“Exactly the point. Any one would, and almost any one would pay money to see, with his own eye the attested evidence of human, or approximately human, life in other spheres. It was a big stake that Tuxall, Farley and Company were playing for. Do you begin to see the meaning of the big print now?”
“I’ve heard nothing about big prints,” said the puzzled clergyman.
“Pardon me, you’ve heard but you haven’t understood. However, to go on, Tuxall and our friends here fixed up a plan on the prospects of a rich harvest from public curiosity and credulity. Tuxall planted a big rock under the barn, fixed it up appropriately with torch and chisel and sent for the Farleys, who are expert firework and balloon people, to counterfeit a meteor.”
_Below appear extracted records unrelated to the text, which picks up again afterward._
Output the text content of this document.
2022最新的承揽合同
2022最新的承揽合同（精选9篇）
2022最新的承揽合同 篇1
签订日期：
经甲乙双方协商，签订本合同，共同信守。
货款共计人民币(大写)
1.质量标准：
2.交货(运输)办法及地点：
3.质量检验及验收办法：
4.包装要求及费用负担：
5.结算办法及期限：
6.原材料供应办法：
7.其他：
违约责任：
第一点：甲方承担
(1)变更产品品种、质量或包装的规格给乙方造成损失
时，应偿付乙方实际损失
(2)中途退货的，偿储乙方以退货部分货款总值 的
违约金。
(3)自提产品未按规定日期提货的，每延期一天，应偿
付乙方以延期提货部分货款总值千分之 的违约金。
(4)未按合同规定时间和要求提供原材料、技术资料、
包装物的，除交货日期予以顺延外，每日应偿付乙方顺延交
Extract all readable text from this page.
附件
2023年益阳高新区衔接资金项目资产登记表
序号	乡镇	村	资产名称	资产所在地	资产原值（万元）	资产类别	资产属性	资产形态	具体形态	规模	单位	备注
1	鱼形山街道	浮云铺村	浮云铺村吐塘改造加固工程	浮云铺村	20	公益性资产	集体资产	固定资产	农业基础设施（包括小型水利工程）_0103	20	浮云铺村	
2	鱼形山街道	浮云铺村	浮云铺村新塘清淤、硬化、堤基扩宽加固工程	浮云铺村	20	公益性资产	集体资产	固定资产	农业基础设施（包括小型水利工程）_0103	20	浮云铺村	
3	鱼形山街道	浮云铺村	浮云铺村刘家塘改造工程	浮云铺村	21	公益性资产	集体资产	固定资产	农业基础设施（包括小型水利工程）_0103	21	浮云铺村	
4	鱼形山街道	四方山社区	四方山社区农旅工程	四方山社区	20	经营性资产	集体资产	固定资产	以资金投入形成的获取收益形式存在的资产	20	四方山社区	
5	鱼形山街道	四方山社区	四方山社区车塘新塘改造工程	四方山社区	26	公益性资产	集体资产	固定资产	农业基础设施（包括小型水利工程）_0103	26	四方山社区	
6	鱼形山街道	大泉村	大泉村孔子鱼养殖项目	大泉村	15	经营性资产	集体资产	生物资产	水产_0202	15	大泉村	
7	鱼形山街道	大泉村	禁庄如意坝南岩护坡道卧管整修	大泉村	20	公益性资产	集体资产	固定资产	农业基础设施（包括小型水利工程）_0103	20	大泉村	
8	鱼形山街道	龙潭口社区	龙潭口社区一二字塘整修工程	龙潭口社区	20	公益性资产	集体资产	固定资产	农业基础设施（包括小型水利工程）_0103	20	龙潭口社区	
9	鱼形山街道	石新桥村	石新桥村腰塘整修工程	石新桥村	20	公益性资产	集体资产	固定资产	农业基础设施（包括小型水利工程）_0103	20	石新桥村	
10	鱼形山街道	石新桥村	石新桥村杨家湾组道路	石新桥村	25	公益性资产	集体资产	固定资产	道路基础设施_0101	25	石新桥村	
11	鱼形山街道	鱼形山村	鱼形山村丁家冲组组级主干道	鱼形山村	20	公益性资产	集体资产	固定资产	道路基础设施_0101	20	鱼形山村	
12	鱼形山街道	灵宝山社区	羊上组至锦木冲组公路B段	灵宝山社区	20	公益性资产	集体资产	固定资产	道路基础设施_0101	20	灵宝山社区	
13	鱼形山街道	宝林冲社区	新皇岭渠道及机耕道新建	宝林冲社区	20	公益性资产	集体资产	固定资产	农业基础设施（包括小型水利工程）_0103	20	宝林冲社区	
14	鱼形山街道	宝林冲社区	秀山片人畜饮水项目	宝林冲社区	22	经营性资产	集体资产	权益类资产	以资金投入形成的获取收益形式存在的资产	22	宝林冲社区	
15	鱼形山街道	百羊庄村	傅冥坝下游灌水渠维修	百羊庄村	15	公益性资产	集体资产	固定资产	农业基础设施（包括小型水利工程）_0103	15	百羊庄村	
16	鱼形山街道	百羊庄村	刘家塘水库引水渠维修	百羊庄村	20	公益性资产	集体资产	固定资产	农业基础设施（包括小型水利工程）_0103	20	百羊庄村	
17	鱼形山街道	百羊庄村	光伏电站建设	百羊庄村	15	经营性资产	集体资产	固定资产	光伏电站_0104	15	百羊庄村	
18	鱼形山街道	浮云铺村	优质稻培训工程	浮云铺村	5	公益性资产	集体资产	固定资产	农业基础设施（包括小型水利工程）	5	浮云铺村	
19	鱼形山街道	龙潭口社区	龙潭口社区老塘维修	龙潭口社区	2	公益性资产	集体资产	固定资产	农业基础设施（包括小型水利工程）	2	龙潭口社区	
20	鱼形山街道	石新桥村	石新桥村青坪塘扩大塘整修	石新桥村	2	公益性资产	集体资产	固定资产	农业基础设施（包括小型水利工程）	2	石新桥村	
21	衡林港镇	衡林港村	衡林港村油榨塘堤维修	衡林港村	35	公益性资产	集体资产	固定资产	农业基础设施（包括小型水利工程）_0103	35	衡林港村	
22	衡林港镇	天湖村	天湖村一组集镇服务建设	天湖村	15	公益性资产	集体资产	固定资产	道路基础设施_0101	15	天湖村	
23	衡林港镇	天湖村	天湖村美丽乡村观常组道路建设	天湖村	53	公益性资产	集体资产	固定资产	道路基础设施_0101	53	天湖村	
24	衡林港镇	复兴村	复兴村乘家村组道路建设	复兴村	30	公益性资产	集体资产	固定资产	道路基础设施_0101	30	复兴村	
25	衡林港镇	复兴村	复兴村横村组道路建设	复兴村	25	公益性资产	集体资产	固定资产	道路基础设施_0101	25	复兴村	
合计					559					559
“Amazing!” cried the clergyman.
“Such a meteor, furthermore, as had never been dreamed of before. If you were to visit Tuxall’s barn, you would undoubtedly find on the boulder underneath it a carving resembling a human form, a hoax more ambitious than the Cardiff Giant. He carted the rock in from some quarry and did the scorching and carving himself, I suppose.”
“And you discovered all that in a half-day’s visit to Harwick?” asked the Reverend Mr. Prentice incredulously.
“No, but in half-minute’s reading of the ‘gibberish’ which you threw away.”
Taking from the desk the reddish roll which he had brought into the room with him, he sent the loose end of it wheeling across the floor, until it lay, fully outspread. In black letters against red, the legend glared and blared its announcement:
MARVELOUS MAN-LIKE MONSTER!
“Those letters, Mr. Prentice,” pursued the Ad-Visor, “measure just three feet from top to bottom. The phrase ‘three feet high’ which so puzzled you, as combined with the adjectives of great size, was obviously a printer’s direction. All through the smudged ‘copy,’ which you threw away, there run alliterative lines, ‘Stupendous Scientific Sensation,’ ‘Veritable Visitor Void’ and finally ‘Marvelous Man-l—Monster.’ Only one trade is irretrievably committed to and indubitably hall-marked by alliteration, the circus trade. You’ll recall that Farley insensibly fell into the habit even in his advertisement; ‘lost lad,’ ‘retained for ransom’ and ‘Mortimer Morley.’ Therefore I had the combination circus poster, an alleged meteor which burned a barn in a highly suspicious manner, and an apparently purposeless kidnapping. The inference was as simple as it was certain. The two strangers with Tuxall’s aid, had prepared the fake meteor with a view to exploiting the star-man. Bailey had literally tumbled into the plot. They didn’t know how much he had seen. The whole affair hinged on his being kept quiet. So they took him along. All that I had to do, then, was to find the deviser of the three-foot poster. He was sure to be Bailey’s abductor.”